The lesson then, as now, is that you have to program for mom and grandma, but do it in such a compelling way that they suck their daughters (and sometimes sons) into watching too. That is not the MTV model. But it is how soaps are built.
So how is this relevant to GL? Remember this article about GL?
The villain in this piece is the reality show. When veteran soap-opera producer Mary-Ellis Bunim created The Real World for MTV in 1992, soap opera’s exclusive grip on emotionally manipulative programming began to loosen.
Notice the Laguna Beach mention in the next quote. That is, ahem, the progenitor of that falling morass mentioned by Perez, The Hills!
Where other daytime producers are amping up the supernatural plots and onscreen text messaging to attract viewers, Wheeler has given her show an extreme makeover, reality-show style. For the first time, fans can see the actual streets of Springfield, a midwestern town in an undisclosed state—which look suspiciously like the streets in Peapack, New Jersey, where one-fifth of the scenes are being shot, all with handheld cameras. “We finally get to come into their world,” says Wheeler, who was inspired by shows like Laguna Beach and Friday Night Lights.The elusive quest for 12 year olds....
With its face-lift, Guiding Light is banking on pulling in a whole new generation of viewers. “I do think if you were flipping through the channels you wouldn’t say, ‘Oh, this is a soap opera, I’m not going to stop,’ ” says Wheeler. “You wouldn’t know what it was.”
...leaves 39 year olds behind...
When the “new” show debuted on February 29, there was the expected backlash. Fans immediately hit CBS with online complaints about the artsy flourishes (producers have toned them down). “These shows are created to be romantic fantasy and fantastical adventure,” says TV Guide’s soap columnist, Michael Logan. “We don’t want reality when we’re watching a soap. We want a ‘Calgon, take me away’ moment.”
I wasn't planning it, but I think this blog post serves as a kind of companion for the other one I wrote today.
I deeply believe that Ellen Wheeler/GL's production model can and should work. It produces a cheaper show to make, and it looks pretty darn good on my (computer) screen. I applaud the show for conducting the experiment! Michael Bruno said (in last week's SOD) that GL is actually making money! So, by that metric, GL is a success. And these shows have to make money to survive! (If you don't like conceding to the commercial demands of television, go to some art house film or an experimental theater).

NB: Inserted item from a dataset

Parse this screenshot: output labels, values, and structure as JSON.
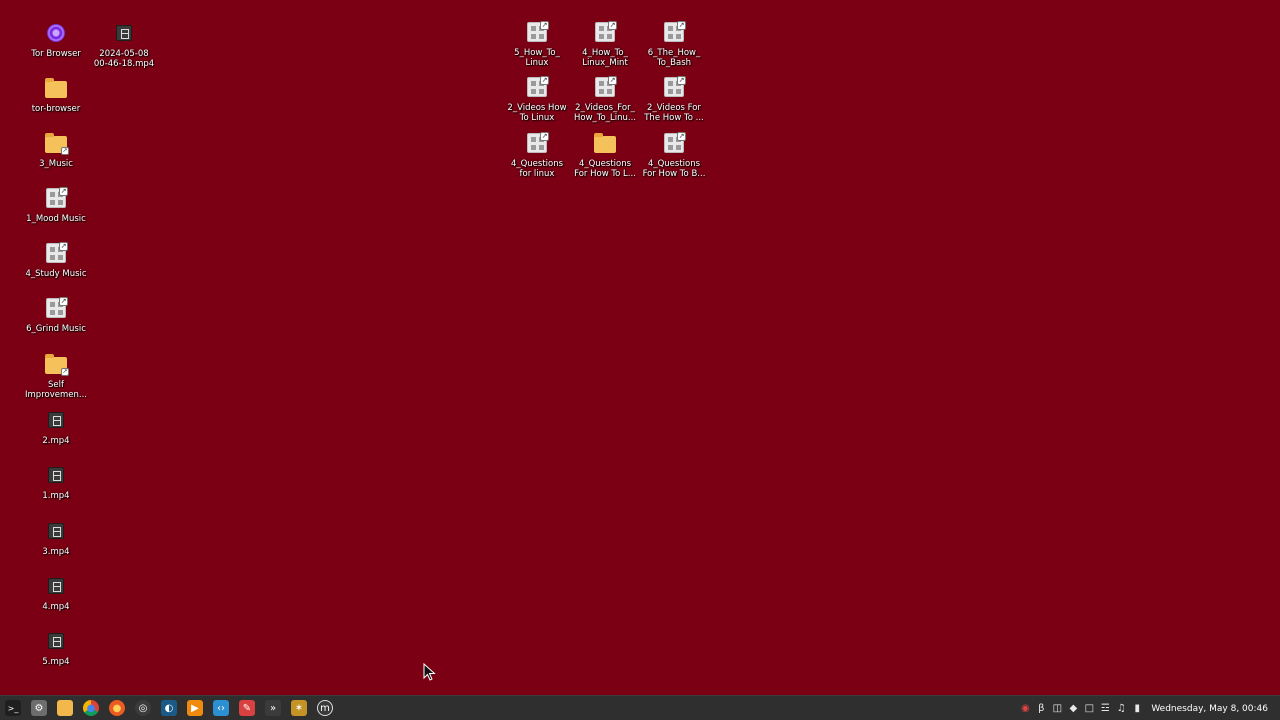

GL has exemplars that show it can be a storytelling success too, even with this lower-cost production model. We know there are pop culture hits (critically and/or box office) that use a similar style, it can work! It is now time to invest, though, in some writers of immense vision. Don't let the inspiration be MTV's Real World. Even if you draw in 12 year old viewers...they won't stick around. It doesn't work that way anymore. Let your models be Cloverfield or the Office or both. Those things entertain.
The secret is to stay away from the pedestrian (e.g., a routine conversation in an autumnal field), and give us the exciting. Give us big stakes that are in our face. Let the narrative make use of the intimacy and immediacy of the form, and the shaky anxiety of its hand-held cams, and write to that!